To not make that connection, such as by distributing value to holders who aren’t actively participating, is a waste. Crypto allows us to create virtuous loops where the users get to be owners, who then see upside from being even more active users.
Plus, participant-centric tokenomics offer another major benefit in that they may help significantly reduce risks related to U.S. securities laws. That’s because the upside a token holder might get from the token is tied to their actual participation in the system, not to them simply holding the token.
How to Design a Participant-centric System
To design participant-centric systems, the first step is to go through each participant and identify what value they get from using the protocol. Then, the second step is to implement an incentive where the more tokens that participant owns, the more of that value they get from their beneficial participation in the protocol.
That’s pretty abstract, but I can use Goldfinch as an illustrative example. Let’s go through each participant:
- Investors get value by supplying capital to earn yield. So the system should encourage investors to own more tokens in order to increase their yields.
- Borrowers get value by being able to borrow. So the system should encourage borrowers to own more tokens in order to be eligible to borrow more.
- Auditors get value by being paid to perform audits. So the system should encourage auditors to own more tokens in order to earn more audit fees.
Notably, the value doesn’t need to be a literal distribution. It can be any benefit — like being eligible to borrow, receiving insurance coverage, getting priority access to pools, skipping to the front of a queue, and the list goes on — so long as it enhances whatever value that particular participant gets by using the protocol.
This focus on participants rather than holders is the key. With a participant-centric approach, we ask ‘How is every participant incentivized to own the token, and how does that amplify their experience?’
When you achieve this for every participant, it creates a strong, cohesive system: every participant in the protocol is incentivized to own more of the token because it maximizes their individual use case, thereby maximizing value to the protocol.
The Next Phase of Tokenomics
The bear market puts a microscope on everything. As early token models with limited utility become less convincing, I expect protocols will start adding more direct forms of value to their tokens.

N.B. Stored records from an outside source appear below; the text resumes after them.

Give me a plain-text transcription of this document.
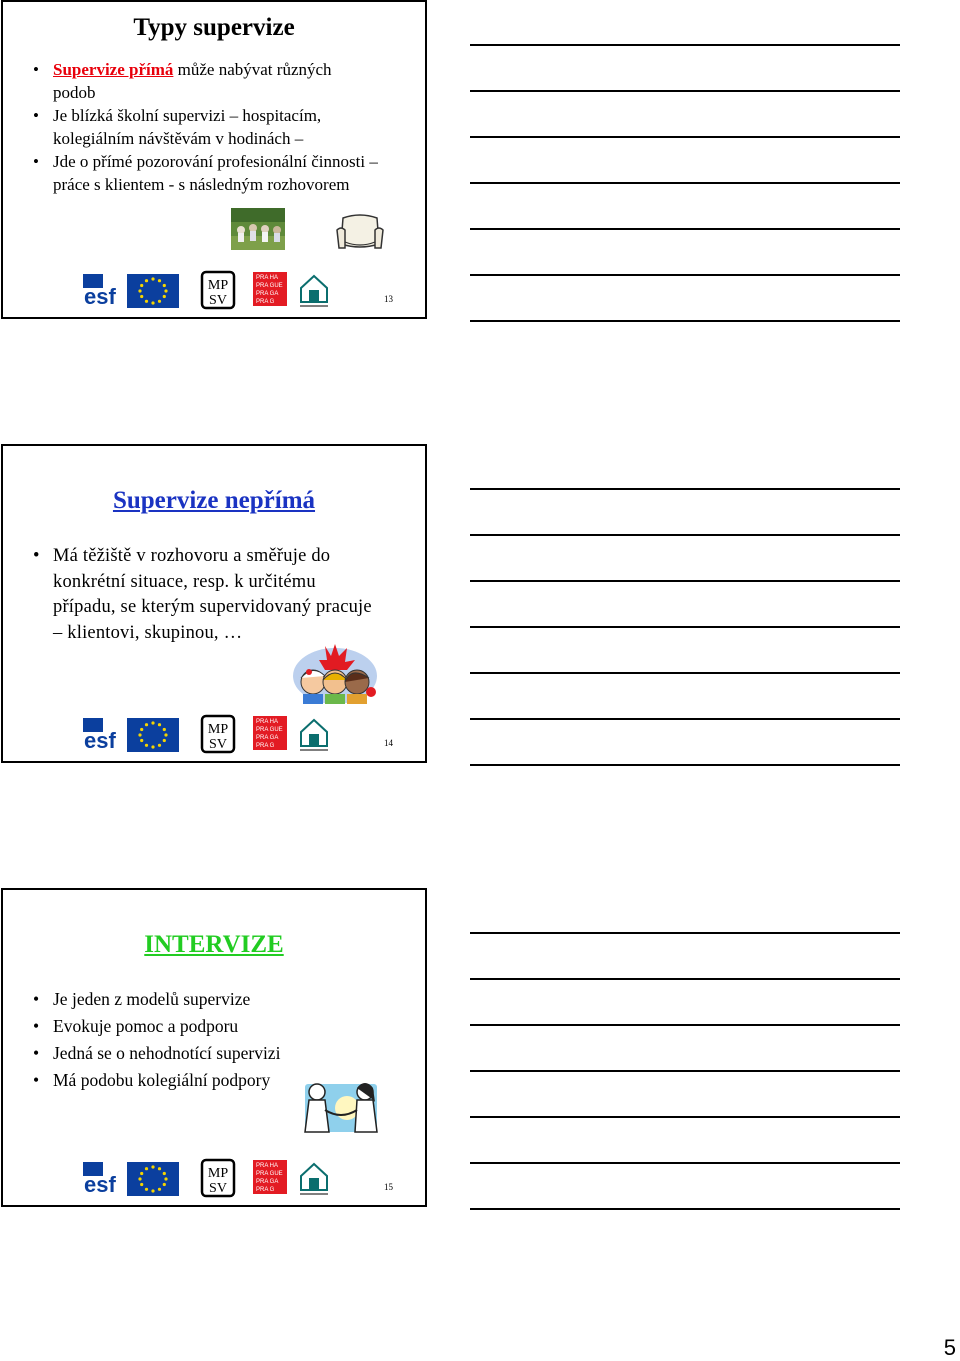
Typy supervize
• Supervize přímá může nabývat různých podob
• Je blízká školní supervizi – hospitacím, kolegiálním návštěvám v hodinách –
• Jde o přímé pozorování profesionální činnosti – práce s klientem - s následným rozhovorem
esf	MP
SV
PRA HA
PRA GUE
PRA GA
PRA G	13
Supervize nepřímá
• Má těžiště v rozhovoru a směřuje do konkrétní situace, resp. k určitému případu, se kterým supervidovaný pracuje – klientovi, skupinou, …
esf	MP
SV
PRA HA
PRA GUE
PRA GA
PRA G	14
INTERVIZE
• Je jeden z modelů supervize
• Evokuje pomoc a podporu
• Jedná se o nehodnotící supervizi
• Má podobu kolegiální podpory
esf	MP
SV
PRA HA
PRA GUE
PRA GA
PRA G	15
5
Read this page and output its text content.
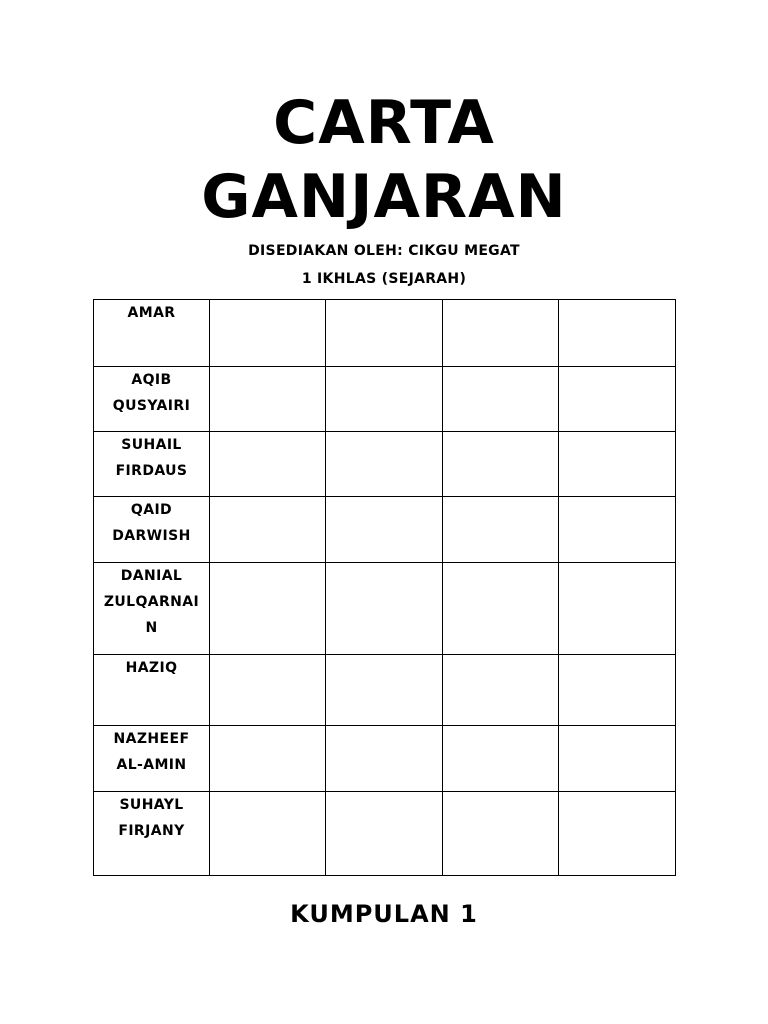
CARTA
GANJARAN
DISEDIAKAN OLEH: CIKGU MEGAT
1 IKHLAS (SEJARAH)
AMAR				

AQIB
QUSYAIRI				

SUHAIL
FIRDAUS				

QAID
DARWISH				

DANIAL
ZULQARNAI
N				

HAZIQ				

NAZHEEF
AL-AMIN				

SUHAYL
FIRJANY				

KUMPULAN 1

The most impactful ones will do so by creating powerful flywheels with participant-centric designs. In the process, they’ll build on the crypto ethos of empowering the users to be owners, and make the vision of stakeholder capitalism a reality.
Ironically, even though it’s the token holders who are sparking this shift, the best designs won’t actually worry too much about what they want. They’ll focus on the users.
Mike Sall is the co-founder of Goldfinch.